Actually a single village in Hungary is the title holder for most/best intellects exported to America. (see Richard Rhodes books on the atomic/hydrogen bombs.)
>A country deson't need a great education system when the best
>people from all over the world choose to live there.
<sigh> more America bashing. Nearly half of the people to ever win a Nobel Prize call a single American University (the University of Chicago ) home. We also produce our own, Richard Feynman is equivalent to any you could name.
Grade school education in the U.S. is a holdover of the industrial era, designed to produce a product to feed the same. At the University level it is a completely different game, the education system is world class and a multi-billion dollar industry for the U.S.
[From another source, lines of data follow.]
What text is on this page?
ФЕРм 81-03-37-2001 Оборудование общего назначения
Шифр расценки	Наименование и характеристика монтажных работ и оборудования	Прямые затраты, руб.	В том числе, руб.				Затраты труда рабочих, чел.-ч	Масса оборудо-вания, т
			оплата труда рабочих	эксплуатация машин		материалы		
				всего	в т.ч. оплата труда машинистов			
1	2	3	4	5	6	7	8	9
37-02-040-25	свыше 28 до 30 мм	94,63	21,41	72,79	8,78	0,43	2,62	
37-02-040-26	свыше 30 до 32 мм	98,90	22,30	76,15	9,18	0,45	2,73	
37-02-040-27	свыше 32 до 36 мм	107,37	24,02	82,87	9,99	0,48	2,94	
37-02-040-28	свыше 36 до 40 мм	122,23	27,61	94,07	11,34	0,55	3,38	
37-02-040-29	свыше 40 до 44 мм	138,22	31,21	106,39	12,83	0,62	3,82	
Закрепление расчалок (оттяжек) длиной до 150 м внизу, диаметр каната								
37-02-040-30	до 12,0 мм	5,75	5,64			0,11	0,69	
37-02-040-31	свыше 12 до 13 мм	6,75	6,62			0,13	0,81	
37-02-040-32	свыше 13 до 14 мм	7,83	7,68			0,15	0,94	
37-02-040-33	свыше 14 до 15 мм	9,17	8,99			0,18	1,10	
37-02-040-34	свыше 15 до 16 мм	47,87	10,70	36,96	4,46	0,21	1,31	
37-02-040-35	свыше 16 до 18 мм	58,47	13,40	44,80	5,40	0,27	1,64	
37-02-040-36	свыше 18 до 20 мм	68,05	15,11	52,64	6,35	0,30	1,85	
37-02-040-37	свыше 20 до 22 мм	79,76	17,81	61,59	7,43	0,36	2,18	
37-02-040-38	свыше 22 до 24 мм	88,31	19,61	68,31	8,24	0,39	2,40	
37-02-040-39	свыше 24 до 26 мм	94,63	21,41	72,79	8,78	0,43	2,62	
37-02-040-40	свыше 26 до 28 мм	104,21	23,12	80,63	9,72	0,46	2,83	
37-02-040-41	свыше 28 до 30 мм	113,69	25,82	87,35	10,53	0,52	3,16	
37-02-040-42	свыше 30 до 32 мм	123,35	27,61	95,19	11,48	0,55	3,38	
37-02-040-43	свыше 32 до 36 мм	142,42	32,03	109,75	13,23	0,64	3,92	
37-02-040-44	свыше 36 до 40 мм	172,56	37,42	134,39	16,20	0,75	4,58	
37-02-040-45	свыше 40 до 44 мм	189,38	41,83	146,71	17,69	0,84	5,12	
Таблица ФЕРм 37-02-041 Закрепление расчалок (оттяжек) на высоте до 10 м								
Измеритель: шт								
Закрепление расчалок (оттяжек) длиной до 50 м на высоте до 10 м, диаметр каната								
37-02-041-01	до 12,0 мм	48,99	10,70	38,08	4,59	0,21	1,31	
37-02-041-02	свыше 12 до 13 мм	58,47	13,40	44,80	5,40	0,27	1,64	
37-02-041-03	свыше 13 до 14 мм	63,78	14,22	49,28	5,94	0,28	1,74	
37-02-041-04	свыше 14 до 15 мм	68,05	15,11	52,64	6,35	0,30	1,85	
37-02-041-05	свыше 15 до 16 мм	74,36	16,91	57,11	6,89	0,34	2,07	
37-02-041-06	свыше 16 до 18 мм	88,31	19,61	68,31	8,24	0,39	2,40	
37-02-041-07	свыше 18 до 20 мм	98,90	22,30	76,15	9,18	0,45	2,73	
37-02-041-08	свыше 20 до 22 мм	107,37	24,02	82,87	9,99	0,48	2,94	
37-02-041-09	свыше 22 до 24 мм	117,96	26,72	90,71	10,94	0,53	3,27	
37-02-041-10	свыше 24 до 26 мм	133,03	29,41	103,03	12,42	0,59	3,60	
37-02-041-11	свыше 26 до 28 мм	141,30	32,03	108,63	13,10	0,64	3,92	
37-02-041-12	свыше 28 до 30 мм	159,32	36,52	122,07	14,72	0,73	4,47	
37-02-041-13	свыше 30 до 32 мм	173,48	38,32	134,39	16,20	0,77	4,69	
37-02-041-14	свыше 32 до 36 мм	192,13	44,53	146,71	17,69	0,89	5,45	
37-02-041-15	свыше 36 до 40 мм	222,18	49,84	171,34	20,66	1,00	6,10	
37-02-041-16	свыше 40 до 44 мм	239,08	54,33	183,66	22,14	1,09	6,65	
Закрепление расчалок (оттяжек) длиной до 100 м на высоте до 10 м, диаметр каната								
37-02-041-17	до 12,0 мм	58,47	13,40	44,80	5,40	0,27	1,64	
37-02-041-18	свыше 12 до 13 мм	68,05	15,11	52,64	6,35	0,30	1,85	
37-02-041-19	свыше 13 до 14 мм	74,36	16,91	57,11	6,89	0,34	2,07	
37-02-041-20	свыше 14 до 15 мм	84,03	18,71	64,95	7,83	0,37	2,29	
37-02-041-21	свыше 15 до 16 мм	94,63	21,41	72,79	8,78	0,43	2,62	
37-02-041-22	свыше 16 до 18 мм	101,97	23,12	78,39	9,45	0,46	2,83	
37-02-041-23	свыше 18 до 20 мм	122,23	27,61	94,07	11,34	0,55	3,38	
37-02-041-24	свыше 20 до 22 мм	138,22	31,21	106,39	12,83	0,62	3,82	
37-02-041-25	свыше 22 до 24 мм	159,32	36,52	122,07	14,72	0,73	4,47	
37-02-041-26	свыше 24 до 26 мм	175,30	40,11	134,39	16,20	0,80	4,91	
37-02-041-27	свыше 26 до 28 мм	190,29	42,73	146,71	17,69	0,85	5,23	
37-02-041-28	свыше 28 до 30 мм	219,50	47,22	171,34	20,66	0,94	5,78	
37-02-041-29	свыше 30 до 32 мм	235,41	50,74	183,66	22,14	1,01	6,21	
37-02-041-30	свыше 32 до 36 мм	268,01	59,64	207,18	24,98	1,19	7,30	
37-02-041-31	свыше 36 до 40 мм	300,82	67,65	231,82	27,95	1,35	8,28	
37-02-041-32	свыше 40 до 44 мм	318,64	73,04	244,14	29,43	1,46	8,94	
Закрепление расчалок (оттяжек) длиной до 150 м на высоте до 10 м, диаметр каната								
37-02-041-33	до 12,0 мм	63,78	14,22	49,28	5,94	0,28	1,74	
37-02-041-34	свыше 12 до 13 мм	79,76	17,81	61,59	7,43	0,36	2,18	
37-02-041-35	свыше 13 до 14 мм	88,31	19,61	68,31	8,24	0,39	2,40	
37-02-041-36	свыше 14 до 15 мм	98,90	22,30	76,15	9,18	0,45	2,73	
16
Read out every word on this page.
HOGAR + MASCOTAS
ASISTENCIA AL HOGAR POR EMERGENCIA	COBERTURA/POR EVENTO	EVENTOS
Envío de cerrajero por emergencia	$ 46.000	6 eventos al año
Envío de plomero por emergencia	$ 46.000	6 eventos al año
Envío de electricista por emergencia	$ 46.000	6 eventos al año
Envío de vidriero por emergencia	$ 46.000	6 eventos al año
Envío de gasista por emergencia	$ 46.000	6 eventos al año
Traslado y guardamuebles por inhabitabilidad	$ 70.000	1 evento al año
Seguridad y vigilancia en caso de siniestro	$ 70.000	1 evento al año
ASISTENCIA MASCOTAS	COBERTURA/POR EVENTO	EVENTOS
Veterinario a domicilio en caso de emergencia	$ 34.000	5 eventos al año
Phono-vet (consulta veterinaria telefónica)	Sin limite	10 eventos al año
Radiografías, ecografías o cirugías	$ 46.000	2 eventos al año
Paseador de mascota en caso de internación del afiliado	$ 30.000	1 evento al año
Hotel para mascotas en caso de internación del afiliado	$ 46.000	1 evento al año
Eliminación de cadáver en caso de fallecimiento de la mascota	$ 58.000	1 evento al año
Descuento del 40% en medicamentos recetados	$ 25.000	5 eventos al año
Grade schools are also highly political creatures. Here in Chicago, they had descended as low as they could go. The current mayor changed the system, appointed a CEO of the school system and let him do his job. The results are incredible, even the hate-Chicago downstate legislators give the man (Paul Vallas) an A+ rating. They have a ways to go, but they are on their way. Housing is the city is becoming a hot commodity again, the improving schools cited as a major part of the reason.
Education is a very valuable commodity in a global economy, smart parents will do everything necessary to see their offspring get the best, (preferably better than the rest) after all, there can only be so many CEO's.
For an interesting read, (although a bit dated) see "Buckminster Fuller on education."